Cumhurbaşkanlığı Yatırım ve Finans Ofisi Başkanı Ahmet Burak Dağlıoğlu, Türkiye’nin katılım bankacılığında aktif bir politika izlediğini vurgulayarak, “Katılım finans alanında faaliyet gösteren şirketlerin İstanbul’dan bölgeye hizmet vermesini istiyoruz.” dedi.
Dağlıoğlu, “Yeni Ufuklar: Müslüman Çoğunluklu Toplumların Ötesinde Küresel Piyasalarda İslam Ekonomisi” temasıyla dördüncüsü düzenlenen AlBaraka Zirvesi’nde konuştu.

Bu zirve, katılım finansının küresel ölçekte nasıl konumlandığını ve Türkiye’nin bu alandaki potansiyelini tartışmak için önemli bir platform oluşturuyor.
Türkiye’de bankacılık sektörü varlıklarının büyüklüğü yaklaşık bir trilyon dolar seviyesine yaklaştı. Bu toplamın yüzde 8’i katılım bankaları tarafından kontrol ediliyor. Bu oran, sektördeki büyümenin sürdürülebilirliği açısından kritik bir gösterge olarak değerlendiriliyor.
Dağlıoğlu, Türkiye’de sukuk (İslami tahvil) ihraçlarının piyasa toplamının yüzde 12’sine tekabül ettiğini belirtti. Bu rakam, hem yerli hem de yabancı yatırımcıların İslami finans araçlarına olan ilgisinin artmasını yansıtıyor.

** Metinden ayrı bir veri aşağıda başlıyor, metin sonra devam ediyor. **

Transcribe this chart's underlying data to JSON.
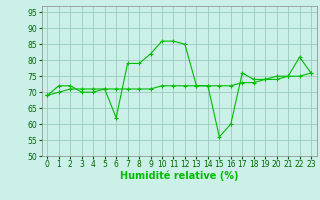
{
  "x_main": [
    0,
    1,
    2,
    3,
    4,
    5,
    6,
    7,
    8,
    9,
    10,
    11,
    12,
    13,
    14,
    15,
    16,
    17,
    18,
    19,
    20,
    21,
    22,
    23
  ],
  "y_main": [
    69,
    72,
    72,
    70,
    70,
    71,
    62,
    79,
    79,
    82,
    86,
    86,
    85,
    72,
    72,
    56,
    60,
    76,
    74,
    74,
    75,
    75,
    81,
    76
  ],
  "x_trend": [
    0,
    1,
    2,
    3,
    4,
    5,
    6,
    7,
    8,
    9,
    10,
    11,
    12,
    13,
    14,
    15,
    16,
    17,
    18,
    19,
    20,
    21,
    22,
    23
  ],
  "y_trend": [
    69,
    70,
    71,
    71,
    71,
    71,
    71,
    71,
    71,
    71,
    72,
    72,
    72,
    72,
    72,
    72,
    72,
    73,
    73,
    74,
    74,
    75,
    75,
    76
  ],
  "line_color": "#00BB00",
  "bg_color": "#CBF0E8",
  "grid_color": "#99CCBB",
  "xlabel": "Humidité relative (%)",
  "ylim": [
    50,
    97
  ],
  "yticks": [
    50,
    55,
    60,
    65,
    70,
    75,
    80,
    85,
    90,
    95
  ],
  "xlim": [
    -0.5,
    23.5
  ],
  "xticks": [
    0,
    1,
    2,
    3,
    4,
    5,
    6,
    7,
    8,
    9,
    10,
    11,
    12,
    13,
    14,
    15,
    16,
    17,
    18,
    19,
    20,
    21,
    22,
    23
  ],
  "label_fontsize": 7,
  "tick_fontsize": 5.5
}
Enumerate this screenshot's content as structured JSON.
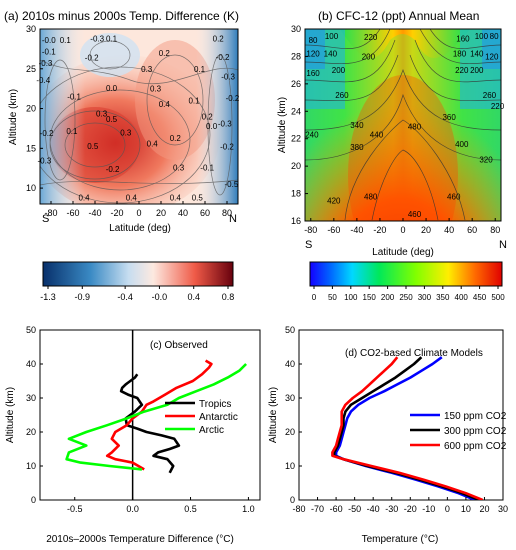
{
  "chart_data": [
    {
      "type": "heatmap",
      "title": "(a) 2010s minus 2000s Temp. Difference (K)",
      "xlabel": "Latitude (deg)",
      "ylabel": "Altitude (km)",
      "xlim": [
        -90,
        90
      ],
      "ylim": [
        8,
        30
      ],
      "xticks": [
        -80,
        -60,
        -40,
        -20,
        0,
        20,
        40,
        60,
        80
      ],
      "yticks": [
        10,
        15,
        20,
        25,
        30
      ],
      "x_end_labels": [
        "S",
        "N"
      ],
      "colorbar_ticks": [
        "-1.3",
        "-0.9",
        "-0.4",
        "-0.0",
        "0.4",
        "0.8"
      ],
      "colorbar_range": [
        -1.3,
        0.8
      ],
      "contour_labels": [
        {
          "text": "-0.0",
          "x": -82,
          "y": 28.6
        },
        {
          "text": "0.1",
          "x": -67,
          "y": 28.6
        },
        {
          "text": "-0.3",
          "x": -38,
          "y": 28.8
        },
        {
          "text": "0.1",
          "x": -25,
          "y": 28.8
        },
        {
          "text": "0.2",
          "x": 72,
          "y": 28.8
        },
        {
          "text": "-0.1",
          "x": -82,
          "y": 27.2
        },
        {
          "text": "-0.3",
          "x": -85,
          "y": 25.7
        },
        {
          "text": "-0.2",
          "x": -43,
          "y": 26.4
        },
        {
          "text": "0.2",
          "x": 23,
          "y": 27.0
        },
        {
          "text": "-0.2",
          "x": 76,
          "y": 26.5
        },
        {
          "text": "-0.4",
          "x": -87,
          "y": 23.6
        },
        {
          "text": "0.3",
          "x": 7,
          "y": 25.0
        },
        {
          "text": "0.1",
          "x": 55,
          "y": 25.0
        },
        {
          "text": "-0.3",
          "x": 81,
          "y": 24.0
        },
        {
          "text": "0.0",
          "x": -25,
          "y": 22.6
        },
        {
          "text": "0.3",
          "x": 15,
          "y": 22.5
        },
        {
          "text": "-0.1",
          "x": -59,
          "y": 21.5
        },
        {
          "text": "-0.2",
          "x": 85,
          "y": 21.3
        },
        {
          "text": "0.4",
          "x": 23,
          "y": 20.6
        },
        {
          "text": "0.1",
          "x": 50,
          "y": 21.0
        },
        {
          "text": "0.3",
          "x": -34,
          "y": 19.4
        },
        {
          "text": "0.5",
          "x": -25,
          "y": 18.7
        },
        {
          "text": "0.2",
          "x": 62,
          "y": 19.0
        },
        {
          "text": "0.0",
          "x": 66,
          "y": 17.8
        },
        {
          "text": "-0.2",
          "x": -84,
          "y": 16.9
        },
        {
          "text": "0.1",
          "x": -61,
          "y": 17.2
        },
        {
          "text": "0.3",
          "x": -12,
          "y": 17.0
        },
        {
          "text": "0.4",
          "x": 12,
          "y": 15.6
        },
        {
          "text": "0.2",
          "x": 33,
          "y": 16.3
        },
        {
          "text": "0.5",
          "x": -42,
          "y": 15.3
        },
        {
          "text": "-0.3",
          "x": -86,
          "y": 13.5
        },
        {
          "text": "-0.2",
          "x": -24,
          "y": 12.4
        },
        {
          "text": "0.3",
          "x": 36,
          "y": 12.6
        },
        {
          "text": "-0.1",
          "x": 62,
          "y": 12.6
        },
        {
          "text": "0.4",
          "x": -50,
          "y": 8.8
        },
        {
          "text": "0.4",
          "x": -7,
          "y": 8.8
        },
        {
          "text": "0.4",
          "x": 33,
          "y": 8.8
        },
        {
          "text": "0.5",
          "x": 53,
          "y": 8.8
        },
        {
          "text": "-0.5",
          "x": 84,
          "y": 10.5
        },
        {
          "text": "-0.2",
          "x": 80,
          "y": 15.2
        },
        {
          "text": "-0.3",
          "x": 78,
          "y": 18.1
        }
      ]
    },
    {
      "type": "heatmap",
      "title": "(b) CFC-12 (ppt)   Annual Mean",
      "xlabel": "Latitude (deg)",
      "ylabel": "Altitude (km)",
      "xlim": [
        -85,
        85
      ],
      "ylim": [
        16,
        30
      ],
      "xticks": [
        -80,
        -60,
        -40,
        -20,
        0,
        20,
        40,
        60,
        80
      ],
      "yticks": [
        16,
        18,
        20,
        22,
        24,
        26,
        28,
        30
      ],
      "x_end_labels": [
        "S",
        "N"
      ],
      "colorbar_ticks": [
        "0",
        "50",
        "100",
        "150",
        "200",
        "250",
        "300",
        "350",
        "400",
        "450",
        "500"
      ],
      "colorbar_range": [
        0,
        500
      ],
      "contour_labels": [
        {
          "text": "80",
          "x": -78,
          "y": 29.2
        },
        {
          "text": "100",
          "x": -62,
          "y": 29.5
        },
        {
          "text": "220",
          "x": -28,
          "y": 29.4
        },
        {
          "text": "160",
          "x": 52,
          "y": 29.3
        },
        {
          "text": "100",
          "x": 68,
          "y": 29.5
        },
        {
          "text": "80",
          "x": 79,
          "y": 29.5
        },
        {
          "text": "120",
          "x": -78,
          "y": 28.2
        },
        {
          "text": "140",
          "x": -63,
          "y": 28.2
        },
        {
          "text": "200",
          "x": -30,
          "y": 28.0
        },
        {
          "text": "180",
          "x": 49,
          "y": 28.2
        },
        {
          "text": "140",
          "x": 64,
          "y": 28.2
        },
        {
          "text": "120",
          "x": 77,
          "y": 28.0
        },
        {
          "text": "160",
          "x": -78,
          "y": 26.8
        },
        {
          "text": "200",
          "x": -56,
          "y": 27.0
        },
        {
          "text": "220",
          "x": 51,
          "y": 27.0
        },
        {
          "text": "200",
          "x": 64,
          "y": 27.0
        },
        {
          "text": "260",
          "x": -53,
          "y": 25.2
        },
        {
          "text": "260",
          "x": 75,
          "y": 25.2
        },
        {
          "text": "220",
          "x": 82,
          "y": 24.4
        },
        {
          "text": "360",
          "x": 40,
          "y": 23.6
        },
        {
          "text": "340",
          "x": -40,
          "y": 23.0
        },
        {
          "text": "480",
          "x": 10,
          "y": 22.9
        },
        {
          "text": "240",
          "x": -79,
          "y": 22.3
        },
        {
          "text": "440",
          "x": -23,
          "y": 22.3
        },
        {
          "text": "400",
          "x": 51,
          "y": 21.6
        },
        {
          "text": "380",
          "x": -40,
          "y": 21.4
        },
        {
          "text": "320",
          "x": 72,
          "y": 20.5
        },
        {
          "text": "480",
          "x": -28,
          "y": 17.8
        },
        {
          "text": "420",
          "x": -60,
          "y": 17.5
        },
        {
          "text": "460",
          "x": 44,
          "y": 17.8
        },
        {
          "text": "460",
          "x": 10,
          "y": 16.5
        }
      ]
    },
    {
      "type": "line",
      "title": "(c) Observed",
      "xlabel": "2010s–2000s Temperature Difference (°C)",
      "ylabel": "Altitude (km)",
      "xlim": [
        -0.8,
        1.1
      ],
      "ylim": [
        0,
        50
      ],
      "xticks": [
        -0.5,
        0.0,
        0.5,
        1.0
      ],
      "yticks": [
        0,
        10,
        20,
        30,
        40,
        50
      ],
      "legend_position": "right",
      "series": [
        {
          "name": "Tropics",
          "color": "#000000",
          "x": [
            0.32,
            0.35,
            0.3,
            0.18,
            0.22,
            0.32,
            0.4,
            0.36,
            0.25,
            0.12,
            0.04,
            -0.05,
            -0.06,
            0.02,
            0.08,
            0.04,
            -0.04,
            -0.1,
            -0.09,
            -0.06,
            -0.02,
            0.02,
            0.04
          ],
          "y": [
            8,
            10,
            12,
            13,
            14,
            15,
            16,
            18,
            19,
            20,
            21,
            22,
            24,
            26,
            28,
            30,
            31,
            32,
            33,
            34,
            35,
            36,
            37
          ]
        },
        {
          "name": "Antarctic",
          "color": "#ff0000",
          "x": [
            0.1,
            0.05,
            0.0,
            -0.15,
            -0.22,
            -0.18,
            -0.12,
            -0.18,
            -0.15,
            -0.05,
            0.0,
            0.08,
            0.12,
            0.18,
            0.28,
            0.38,
            0.52,
            0.6,
            0.66,
            0.68,
            0.63
          ],
          "y": [
            9,
            10,
            11,
            12,
            13,
            14,
            16,
            18,
            20,
            22,
            24,
            26,
            28,
            29,
            31,
            33,
            35,
            37,
            39,
            40,
            41
          ]
        },
        {
          "name": "Arctic",
          "color": "#00ff00",
          "x": [
            0.08,
            -0.2,
            -0.45,
            -0.57,
            -0.55,
            -0.4,
            -0.55,
            -0.4,
            -0.22,
            -0.05,
            0.1,
            0.3,
            0.4,
            0.55,
            0.7,
            0.82,
            0.92,
            0.98
          ],
          "y": [
            9,
            10,
            11,
            12,
            14,
            16,
            18,
            20,
            22,
            24,
            26,
            28,
            30,
            32,
            34,
            36,
            38,
            40
          ]
        }
      ]
    },
    {
      "type": "line",
      "title": "(d) CO2-based Climate Models",
      "xlabel": "Temperature (°C)",
      "ylabel": "Altitude (km)",
      "xlim": [
        -80,
        30
      ],
      "ylim": [
        0,
        50
      ],
      "xticks": [
        -80,
        -70,
        -60,
        -50,
        -40,
        -30,
        -20,
        -10,
        0,
        10,
        20,
        30
      ],
      "yticks": [
        0,
        10,
        20,
        30,
        40,
        50
      ],
      "legend_position": "right",
      "series": [
        {
          "name": "150 ppm CO2",
          "color": "#0000ff",
          "x": [
            15,
            6,
            -5,
            -17,
            -30,
            -44,
            -56,
            -60,
            -60,
            -58,
            -57,
            -56,
            -55,
            -54,
            -52,
            -48,
            -42,
            -34,
            -27,
            -20,
            -14,
            -8,
            -3
          ],
          "y": [
            0,
            2,
            4,
            6,
            8,
            10,
            12,
            13,
            14,
            16,
            18,
            20,
            22,
            24,
            26,
            28,
            30,
            32,
            34,
            36,
            38,
            40,
            42
          ]
        },
        {
          "name": "300 ppm CO2",
          "color": "#000000",
          "x": [
            17,
            8,
            -3,
            -15,
            -28,
            -43,
            -56,
            -61,
            -61,
            -59,
            -58,
            -57,
            -56,
            -56,
            -55,
            -52,
            -46,
            -40,
            -34,
            -28,
            -23,
            -18,
            -14
          ],
          "y": [
            0,
            2,
            4,
            6,
            8,
            10,
            12,
            13,
            14,
            16,
            18,
            20,
            22,
            24,
            26,
            28,
            30,
            32,
            34,
            36,
            38,
            40,
            42
          ]
        },
        {
          "name": "600 ppm CO2",
          "color": "#ff0000",
          "x": [
            19,
            10,
            -1,
            -13,
            -26,
            -41,
            -56,
            -62,
            -62,
            -60,
            -59,
            -58,
            -57,
            -57,
            -57,
            -55,
            -51,
            -46,
            -42,
            -38,
            -34,
            -30,
            -27
          ],
          "y": [
            0,
            2,
            4,
            6,
            8,
            10,
            12,
            13,
            14,
            16,
            18,
            20,
            22,
            24,
            26,
            28,
            30,
            32,
            34,
            36,
            38,
            40,
            42
          ]
        }
      ]
    }
  ]
}
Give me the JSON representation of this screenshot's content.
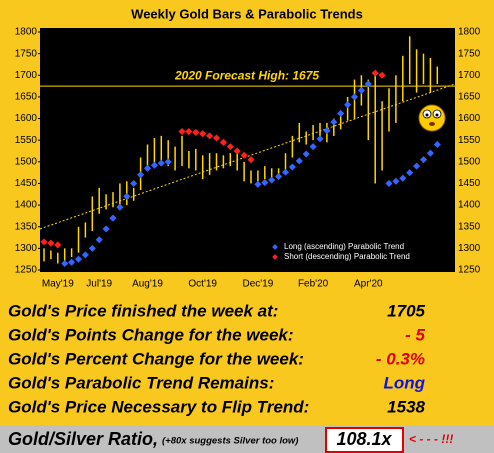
{
  "chart_data": {
    "type": "bar-range",
    "title": "Weekly Gold Bars & Parabolic Trends",
    "categories": [
      null,
      null,
      "May'19",
      null,
      null,
      null,
      null,
      null,
      "Jul'19",
      null,
      null,
      null,
      null,
      null,
      null,
      "Aug'19",
      null,
      null,
      null,
      null,
      null,
      null,
      null,
      "Oct'19",
      null,
      null,
      null,
      null,
      null,
      null,
      null,
      "Dec'19",
      null,
      null,
      null,
      null,
      null,
      null,
      null,
      "Feb'20",
      null,
      null,
      null,
      null,
      null,
      null,
      null,
      "Apr'20",
      null,
      null,
      null,
      null,
      null,
      null,
      null,
      null,
      null,
      null
    ],
    "low": [
      1270,
      1275,
      1265,
      1270,
      1280,
      1290,
      1325,
      1340,
      1380,
      1390,
      1395,
      1400,
      1400,
      1410,
      1435,
      1480,
      1490,
      1495,
      1490,
      1480,
      1490,
      1485,
      1480,
      1460,
      1470,
      1480,
      1485,
      1490,
      1480,
      1455,
      1450,
      1455,
      1460,
      1460,
      1460,
      1475,
      1510,
      1545,
      1540,
      1550,
      1555,
      1545,
      1560,
      1575,
      1595,
      1600,
      1630,
      1550,
      1450,
      1480,
      1570,
      1590,
      1640,
      1680,
      1660,
      1680,
      1660,
      1680
    ],
    "high": [
      1300,
      1295,
      1290,
      1300,
      1300,
      1350,
      1360,
      1420,
      1440,
      1425,
      1430,
      1450,
      1455,
      1440,
      1510,
      1540,
      1555,
      1560,
      1550,
      1535,
      1560,
      1525,
      1530,
      1515,
      1520,
      1520,
      1515,
      1520,
      1520,
      1500,
      1480,
      1480,
      1490,
      1485,
      1485,
      1520,
      1560,
      1590,
      1570,
      1585,
      1590,
      1590,
      1600,
      1610,
      1650,
      1690,
      1700,
      1690,
      1700,
      1640,
      1670,
      1700,
      1745,
      1790,
      1760,
      1750,
      1740,
      1720
    ],
    "bar_color": "#ffd700",
    "series": [
      {
        "name": "Long (ascending) Parabolic Trend",
        "color": "#3366ff",
        "values": [
          null,
          null,
          null,
          1265,
          1268,
          1275,
          1285,
          1300,
          1320,
          1345,
          1370,
          1395,
          1420,
          1450,
          1470,
          1485,
          1492,
          1497,
          1500,
          null,
          null,
          null,
          null,
          null,
          null,
          null,
          null,
          null,
          null,
          null,
          null,
          1448,
          1452,
          1458,
          1466,
          1476,
          1488,
          1502,
          1518,
          1535,
          1553,
          1572,
          1592,
          1612,
          1632,
          1650,
          1665,
          1680,
          null,
          null,
          1450,
          1455,
          1462,
          1475,
          1490,
          1505,
          1520,
          1540
        ]
      },
      {
        "name": "Short (descending) Parabolic Trend",
        "color": "#ff2020",
        "values": [
          1315,
          1312,
          1308,
          null,
          null,
          null,
          null,
          null,
          null,
          null,
          null,
          null,
          null,
          null,
          null,
          null,
          null,
          null,
          null,
          null,
          1570,
          1570,
          1568,
          1565,
          1560,
          1555,
          1545,
          1535,
          1525,
          1515,
          1505,
          null,
          null,
          null,
          null,
          null,
          null,
          null,
          null,
          null,
          null,
          null,
          null,
          null,
          null,
          null,
          null,
          null,
          1705,
          1700,
          null,
          null,
          null,
          null,
          null,
          null,
          null,
          null
        ]
      }
    ],
    "trendline": [
      1345,
      1680
    ],
    "forecast_value": 1675,
    "forecast_label": "2020 Forecast High:  1675",
    "ylim": [
      1250,
      1800
    ],
    "yticks": [
      1250,
      1300,
      1350,
      1400,
      1450,
      1500,
      1550,
      1600,
      1650,
      1700,
      1750,
      1800
    ]
  },
  "table": {
    "rows": [
      [
        "Gold's Price finished the week at:",
        "1705"
      ],
      [
        "Gold's Points Change for the week:",
        "- 5"
      ],
      [
        "Gold's Percent Change for the week:",
        "- 0.3%"
      ],
      [
        "Gold's Parabolic Trend Remains:",
        "Long"
      ],
      [
        "Gold's Price Necessary to Flip Trend:",
        "1538"
      ]
    ],
    "ratio": {
      "label": "Gold/Silver Ratio,",
      "note": "(+80x suggests Silver too low)",
      "value": "108.1x",
      "arrow": "< - - - !!!"
    }
  }
}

Türkiye Varlık Fonu’nun sukuk piyasasında aktif olduğunu ve bu alanda sermaye piyasalarını derinleştirmeye odaklandığını vurgulayan Dağlıoğlu, “Potansiyeli ve önemi göz önünde bulundurulduğunda, fonun bu alandaki yatırımları stratejik bir öncelik taşıyor.” dedi.
Borsa İstanbul’da toplam 350 milyar dolarlık piyasa değerinin yaklaşık yüzde 30’u katılım endeksindeki şirketler tarafından oluşturuluyor. Bu oran, katılım finansının yerel piyasalardaki ağırlığını gösteren önemli bir veri olarak öne çıkıyor.
Dağlıoğlu, üç yıl önce hazırlanan ulusal stratejinin bir kısmının hayata geçirildiğini, bir kısmının ise mevzuat değişiklikleri nedeniyle meclisin takvimine bağlı olarak beklediğini belirtti. “Önümüzdeki yıllar için yeni bir strateji hazırlıyoruz ve katkı sağlamak isteyen herkesin desteğine açığız.” şeklinde konuştu.
İstanbul Finans Merkezi’nin, Türkiye’nin finansal hizmet ihracatını teşvik etme hedefiyle kritik bir rol oynadığını hatırlatan Dağlıoğlu, şirketlerin kurumlar vergisi indirimleri ve çeşitli teşviklerden faydalanabileceğini hatırlattı.
“Türkiye, Orta Asya, Orta Doğu ve Avrupa ile derin tarihsel, kültürel ve ekonomik bağlara sahiptir. İstanbul hâlihazırda üretim, lojistik ve bölgesel yönetim merkezi konumunda. Katılım finans kuruluşlarının bu bölgelere ulaşmak için Türkiye’yi bir merkez olarak konumlandırabileceğini düşünüyoruz ve bunu destekliyoruz.” ifadesi, bölgesel entegrasyon vizyonunu ortaya koyuyor.
Katılım finansın küresel finans sistemindeki payının yalnızca yüzde 1’in biraz üzerinde olduğunu vurgulayan Dağlıoğlu, “Küresel hacim büyümezse ülkeler kendi içinde sınırlı kalır.” diyerek büyüme potansiyeline işaret etti.
AlBaraka Zirvesi’nin İstanbul’da süreceği ve gelecek yıl mayıs ya da haziran ayında yeniden düzenleneceği duyuruldu. Bu etkinlik, katılım finansının gelişim yol haritasını şekillendirecek bir diğer önemli adım olacak.